The latest Consumer Confidence Index, compiled by the central bank of Indonesia (Bank Indonesia) shows that Indonesian consumers have become more optimistic about their economic prospects in May 2015. The index rose to 112.8 points in May, up 5.4 points from the preceding month (a score higher than 100.0 signal consumer optimism). It was the first time this year that Bank Indonesia’s Consumer Confidence Index, which is based on a sample of 4,600 household in 18 major Indonesian cities, increased.
The index indicated that Indonesian consumers expect lower prices, improvement in income, and more job opportunities in the next six months. Although ahead and during the Ramadan (the holy fasting month) and Idul Fitri (celebrations after the fasting month) it is common to see inflationary pressure, Indonesian consumers predict that these pressures will decrease in August. In May Indonesia's inflation accelerated to 7.15 percent (y/y),
The survey also indicated that Indonesian consumers are more likely to buy durable goods, reflecting increased confidence in long-term income security.

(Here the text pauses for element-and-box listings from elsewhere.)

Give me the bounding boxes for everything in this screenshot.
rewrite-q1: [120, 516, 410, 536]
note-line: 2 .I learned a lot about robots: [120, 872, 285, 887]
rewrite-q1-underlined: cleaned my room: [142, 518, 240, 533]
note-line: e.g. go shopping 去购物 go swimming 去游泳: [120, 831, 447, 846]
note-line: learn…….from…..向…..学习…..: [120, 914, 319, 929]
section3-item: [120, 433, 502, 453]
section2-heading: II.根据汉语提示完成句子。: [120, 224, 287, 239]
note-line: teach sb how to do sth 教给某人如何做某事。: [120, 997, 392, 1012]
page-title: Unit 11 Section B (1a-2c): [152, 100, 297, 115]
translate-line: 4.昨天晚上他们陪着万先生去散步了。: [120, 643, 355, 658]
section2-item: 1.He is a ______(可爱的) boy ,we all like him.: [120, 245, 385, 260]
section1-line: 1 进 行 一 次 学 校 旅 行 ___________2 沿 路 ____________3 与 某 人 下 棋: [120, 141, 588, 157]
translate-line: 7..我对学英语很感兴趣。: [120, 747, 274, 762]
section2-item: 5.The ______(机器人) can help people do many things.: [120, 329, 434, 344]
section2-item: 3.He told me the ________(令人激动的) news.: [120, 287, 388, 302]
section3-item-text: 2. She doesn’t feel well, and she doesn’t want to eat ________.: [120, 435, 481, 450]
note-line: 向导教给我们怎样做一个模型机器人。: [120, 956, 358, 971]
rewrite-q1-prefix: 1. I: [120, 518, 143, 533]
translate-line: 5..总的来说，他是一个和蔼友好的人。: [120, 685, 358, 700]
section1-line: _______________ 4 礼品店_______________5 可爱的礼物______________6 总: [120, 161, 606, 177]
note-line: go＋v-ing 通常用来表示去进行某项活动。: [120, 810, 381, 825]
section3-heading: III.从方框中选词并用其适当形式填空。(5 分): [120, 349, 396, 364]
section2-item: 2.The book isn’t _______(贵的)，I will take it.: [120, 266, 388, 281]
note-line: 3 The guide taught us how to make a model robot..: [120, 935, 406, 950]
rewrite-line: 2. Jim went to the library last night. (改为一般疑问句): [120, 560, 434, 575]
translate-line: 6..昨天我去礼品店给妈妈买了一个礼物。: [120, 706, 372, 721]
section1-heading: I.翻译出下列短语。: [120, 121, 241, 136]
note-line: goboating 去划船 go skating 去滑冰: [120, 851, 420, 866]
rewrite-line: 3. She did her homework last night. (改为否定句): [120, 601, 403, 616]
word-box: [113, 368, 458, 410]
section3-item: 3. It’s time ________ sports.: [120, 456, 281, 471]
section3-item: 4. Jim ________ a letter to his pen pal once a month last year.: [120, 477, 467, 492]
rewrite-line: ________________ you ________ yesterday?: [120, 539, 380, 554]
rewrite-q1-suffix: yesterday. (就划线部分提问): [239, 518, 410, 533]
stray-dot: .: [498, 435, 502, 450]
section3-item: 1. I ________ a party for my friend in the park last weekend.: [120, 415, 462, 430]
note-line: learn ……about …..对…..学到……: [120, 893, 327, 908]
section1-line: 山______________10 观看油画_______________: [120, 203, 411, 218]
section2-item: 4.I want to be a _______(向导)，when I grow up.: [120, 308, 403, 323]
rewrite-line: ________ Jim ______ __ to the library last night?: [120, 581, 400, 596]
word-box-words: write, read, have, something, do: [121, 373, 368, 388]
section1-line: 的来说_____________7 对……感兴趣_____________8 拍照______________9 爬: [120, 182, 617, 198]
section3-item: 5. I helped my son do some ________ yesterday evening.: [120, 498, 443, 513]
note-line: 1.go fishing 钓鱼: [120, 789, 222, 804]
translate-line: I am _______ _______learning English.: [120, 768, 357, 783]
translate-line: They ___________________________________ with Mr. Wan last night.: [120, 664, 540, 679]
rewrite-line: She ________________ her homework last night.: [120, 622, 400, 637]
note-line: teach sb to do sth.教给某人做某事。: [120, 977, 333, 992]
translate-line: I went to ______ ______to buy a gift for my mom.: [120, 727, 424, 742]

Indonesia’s Luxury Sales Tax
After the Indonesian government announced its plan to cut the country’s luxury sales tax on furniture, home appliances and electronic products by the end of June 2015 - in a bid to boost the domestic economy which has slowed to 4.71 percent y/y in Q1-2015 - Indonesian retailers believe there is room to cut prices.
People’s purchasing power has weakened in Indonesia due to the slowing economy and depreciating rupiah and therefore the government is eager to boost household consumption (which already accounts for about 58 percent of Indonesian economic growth) by cutting the luxury sales tax on specific products. This tax (ranging between 10 and 50 percent) was introduced during the Suharto government in an effort to narrow income inequality.
For consumers the tax cut can make some products considerably cheaper. IKEA Indonesia stated that most of its products are currently subject to a 40 percent luxury tax rate.